I have some problems with understanding the SNPs and alleles involvement in HWE and GWAS.
For GWAS we have a pool of individuals from a normal population (NP) and people (PT) with a trait (disease of interest). We sequence them. In fact because human are diploid, we can have different alleles for one loci. One allele coming from a mother and second from a father. So, for instance, we will observe for a homozygous person reads only with G. Lets say the reference at this position has an A. It means, a person has a SNV (A->G). The genotype is (GG).
1.If only a minority of people has GG genotype at this position and genotypes AG, GG, AA are in HWE, then it is considered to be a SNP (A->G) and it will be added to dbSNP, right?
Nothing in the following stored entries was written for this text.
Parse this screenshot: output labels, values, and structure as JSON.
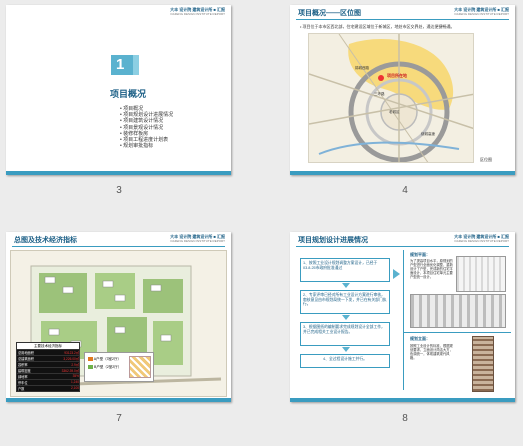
{
  "slides": [
    {
      "page": "3",
      "brand": "大丰 设计院 建筑设计所 ■ 汇报",
      "brand_sub": "DAFENG DESIGN INSTITUTE REPORT",
      "section_number": "1",
      "section_title": "项目概况",
      "items": [
        "项目概况",
        "项目规划设计进展情况",
        "项目建筑设计情况",
        "项目景观设计情况",
        "装修样板房",
        "项目工程进度计划表",
        "规划审批指标"
      ]
    },
    {
      "page": "4",
      "title": "项目概况——区位图",
      "bullet": "•  项目位于本市区西北部，住宅建设区域位于新城区，地处市区交界处，通达便捷畅通。",
      "map_labels": [
        "项目所在地",
        "锦城西路",
        "老城区",
        "三环路",
        "绕城高速"
      ],
      "map_caption": "区位图"
    },
    {
      "page": "7",
      "title": "总图及技术经济指标",
      "table_title": "主要技术经济指标",
      "table_rows": [
        [
          "总用地面积",
          "93123.2㎡"
        ],
        [
          "总建筑面积",
          "3,226.00㎡"
        ],
        [
          "容积率",
          "2.9㎡"
        ],
        [
          "建筑密度",
          "3362.39.0㎡"
        ],
        [
          "绿地率",
          "35%"
        ],
        [
          "停车位",
          "1,240"
        ],
        [
          "户数",
          "2,100"
        ]
      ],
      "legend_items": [
        "A户型（3室2厅）",
        "B户型（2室2厅）"
      ]
    },
    {
      "page": "8",
      "title": "项目规划设计进展情况",
      "steps": [
        "1、按照工业设计规划调整方案设计，已经于03.8.25市政府批准通过",
        "2、专家评审已经对所有工业设计方案进行审核，审核意见由市规划局统一下发，并已在有关部门执行。",
        "3、根据图纸的编制要求完成规划设计全部工作，并已完成相关工业设计报告。",
        "4、全过程设计施工并行。"
      ],
      "panel_top_title": "规划平面：",
      "panel_top_text": "为了提高项目水平，原规划的户型进行全面优化调整，重新设计了户型，完成新的住宅平面设计，本项目住宅单元主要户型统一设计。",
      "panel_bottom_title": "规划立面：",
      "panel_bottom_text": "按照工业设计的标准，根据规划要求，立面设计简洁大方，色调统一，体现建筑现代风格。"
    }
  ],
  "colors": {
    "accent": "#3a9cc0",
    "title": "#1b5f86",
    "orange": "#e07a1f"
  }
}
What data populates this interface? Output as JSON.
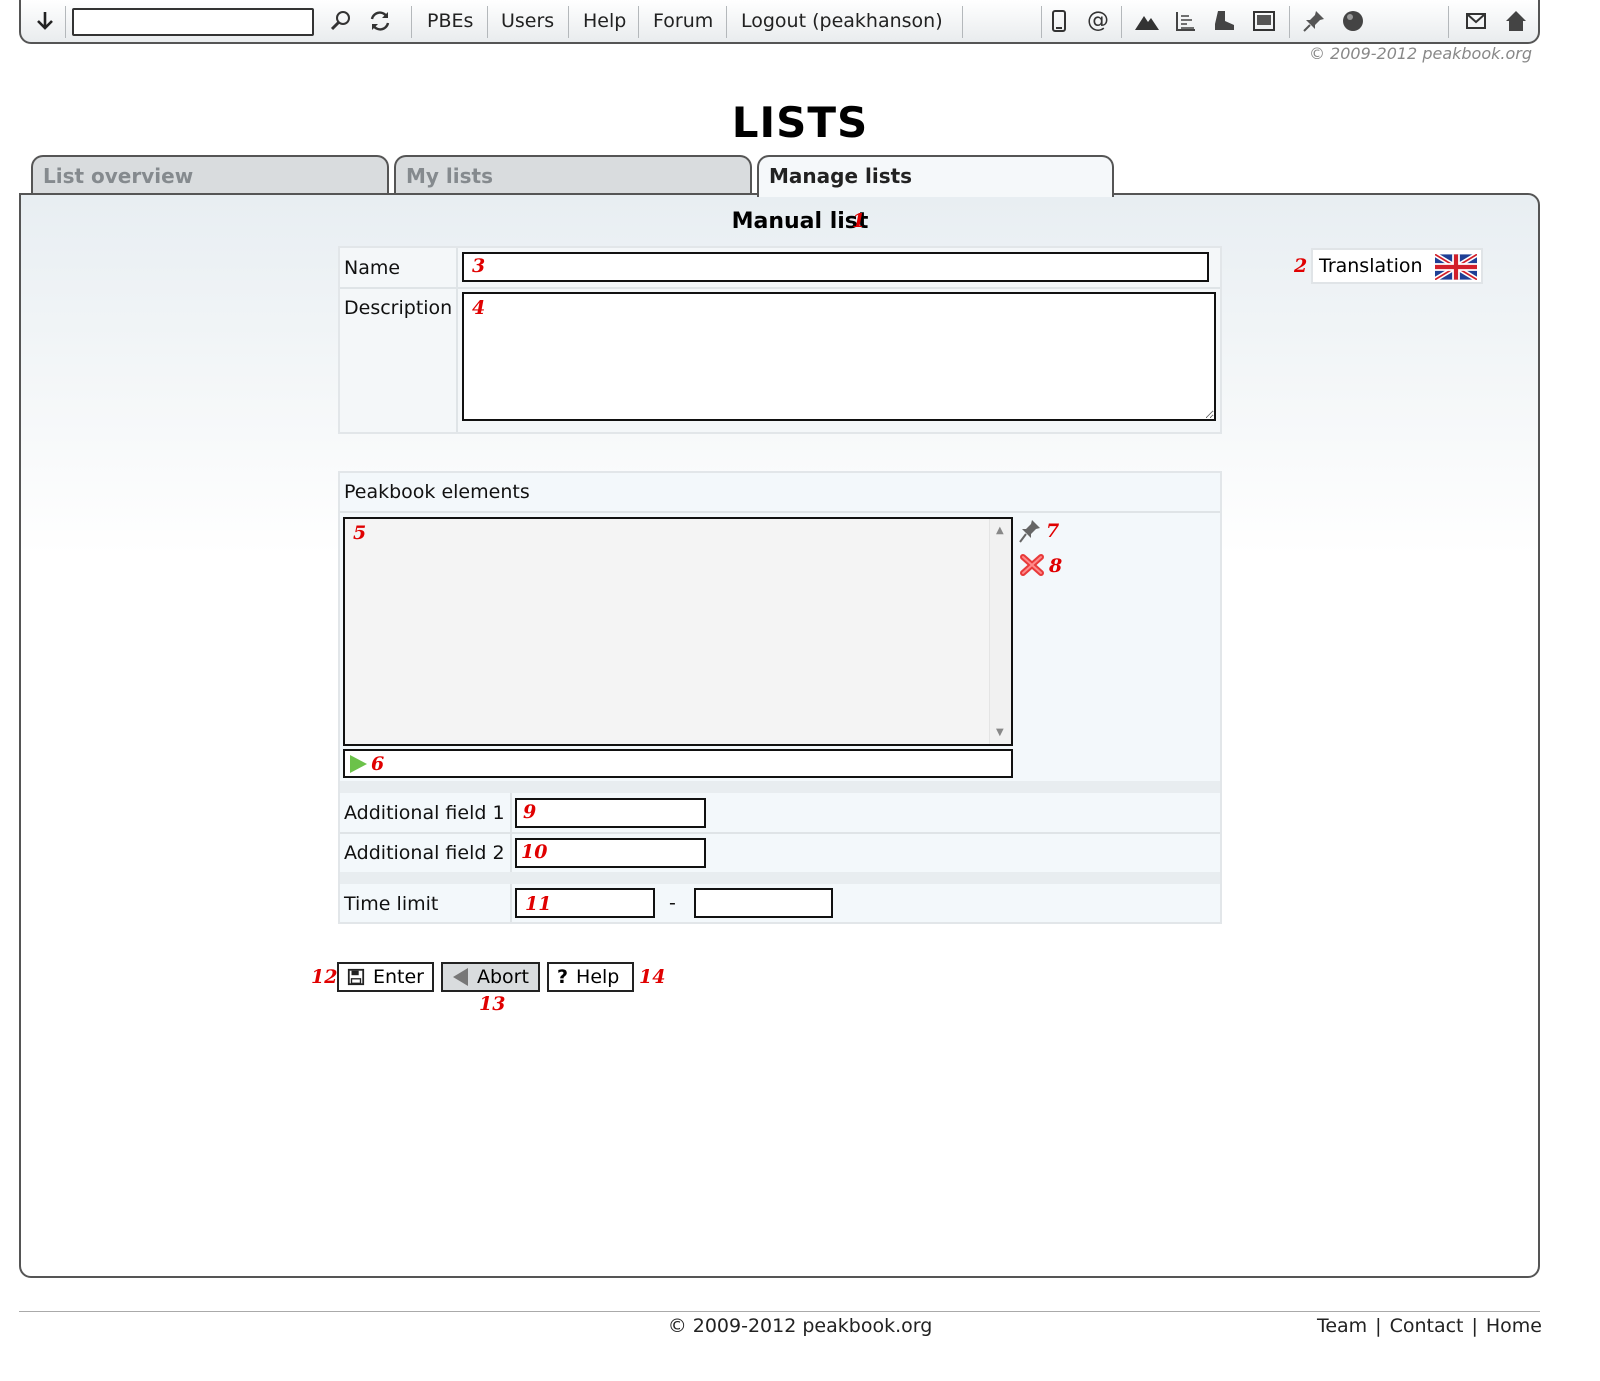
{
  "toolbar": {
    "search_value": "",
    "links": [
      "PBEs",
      "Users",
      "Help",
      "Forum",
      "Logout (peakhanson)"
    ],
    "icons": [
      "download-icon",
      "search-icon",
      "refresh-icon",
      "phone-icon",
      "at-icon",
      "mountain-icon",
      "list-icon",
      "boot-icon",
      "photo-icon",
      "pin-icon",
      "globe-icon",
      "mail-icon",
      "home-icon"
    ]
  },
  "copyright_top": "© 2009-2012 peakbook.org",
  "page_title": "LISTS",
  "tabs": [
    "List overview",
    "My lists",
    "Manage lists"
  ],
  "form": {
    "title": "Manual list",
    "name_label": "Name",
    "description_label": "Description",
    "name_value": "",
    "description_value": "",
    "translation_label": "Translation",
    "elements_label": "Peakbook elements",
    "additional_field_1_label": "Additional field 1",
    "additional_field_2_label": "Additional field 2",
    "time_limit_label": "Time limit",
    "time_limit_sep": "-",
    "additional_field_1_value": "",
    "additional_field_2_value": "",
    "time_limit_from": "",
    "time_limit_to": ""
  },
  "buttons": {
    "enter": "Enter",
    "abort": "Abort",
    "help": "Help"
  },
  "annotations": [
    "1",
    "2",
    "3",
    "4",
    "5",
    "6",
    "7",
    "8",
    "9",
    "10",
    "11",
    "12",
    "13",
    "14"
  ],
  "footer": {
    "copyright": "© 2009-2012 peakbook.org",
    "links": [
      "Team",
      "Contact",
      "Home"
    ],
    "separator": "|"
  },
  "colors": {
    "annotation": "#e00000",
    "panel_top": "#e8eef2",
    "tab_inactive": "#d9dcde"
  }
}
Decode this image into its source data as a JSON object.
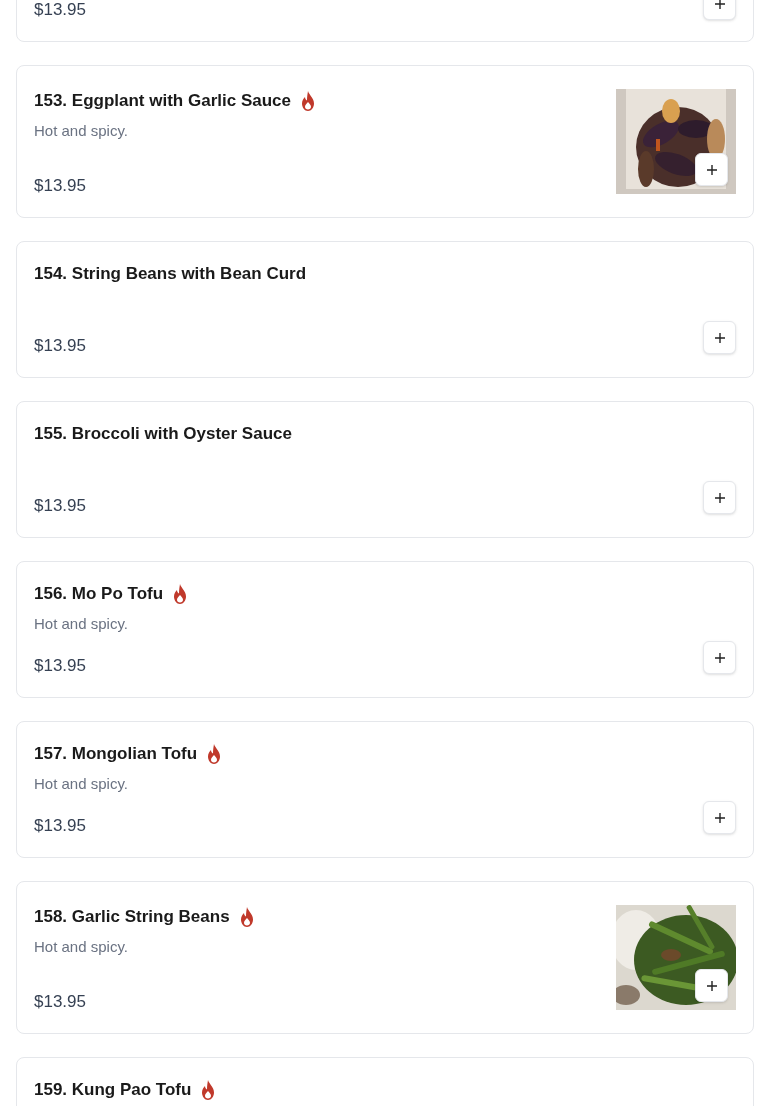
{
  "menu_items": [
    {
      "price": "$13.95"
    },
    {
      "name": "153. Eggplant with Garlic Sauce",
      "spicy": true,
      "description": "Hot and spicy.",
      "price": "$13.95"
    },
    {
      "name": "154. String Beans with Bean Curd",
      "spicy": false,
      "price": "$13.95"
    },
    {
      "name": "155. Broccoli with Oyster Sauce",
      "spicy": false,
      "price": "$13.95"
    },
    {
      "name": "156. Mo Po Tofu",
      "spicy": true,
      "description": "Hot and spicy.",
      "price": "$13.95"
    },
    {
      "name": "157. Mongolian Tofu",
      "spicy": true,
      "description": "Hot and spicy.",
      "price": "$13.95"
    },
    {
      "name": "158. Garlic String Beans",
      "spicy": true,
      "description": "Hot and spicy.",
      "price": "$13.95"
    },
    {
      "name": "159. Kung Pao Tofu",
      "spicy": true
    }
  ]
}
2.Does a AG-genotype come from a heterozygous person? So, when I view some specific position on the genome and correspondingly, the sequenced reads, I might see either all A's or G's or both at this position. I am not quite sure I understand where an 'A' and 'G' from AG or AA or GG come from.
3.What happens if the minority of the people are heterozygous (AG) and all others are homozygous for reference (AA), it will not be considered as a SNP, right?
So, by sequencing NP and PT we identify novel and dbSNPs in the same way and test them for HWE. At the end we have SNPs that did not fail some test and then we compare what SNPs are highly represented in the PT-group in comparison to NP-group, right?
I hope I was able to explain where my problems regarding alleles, genotypes and HWE.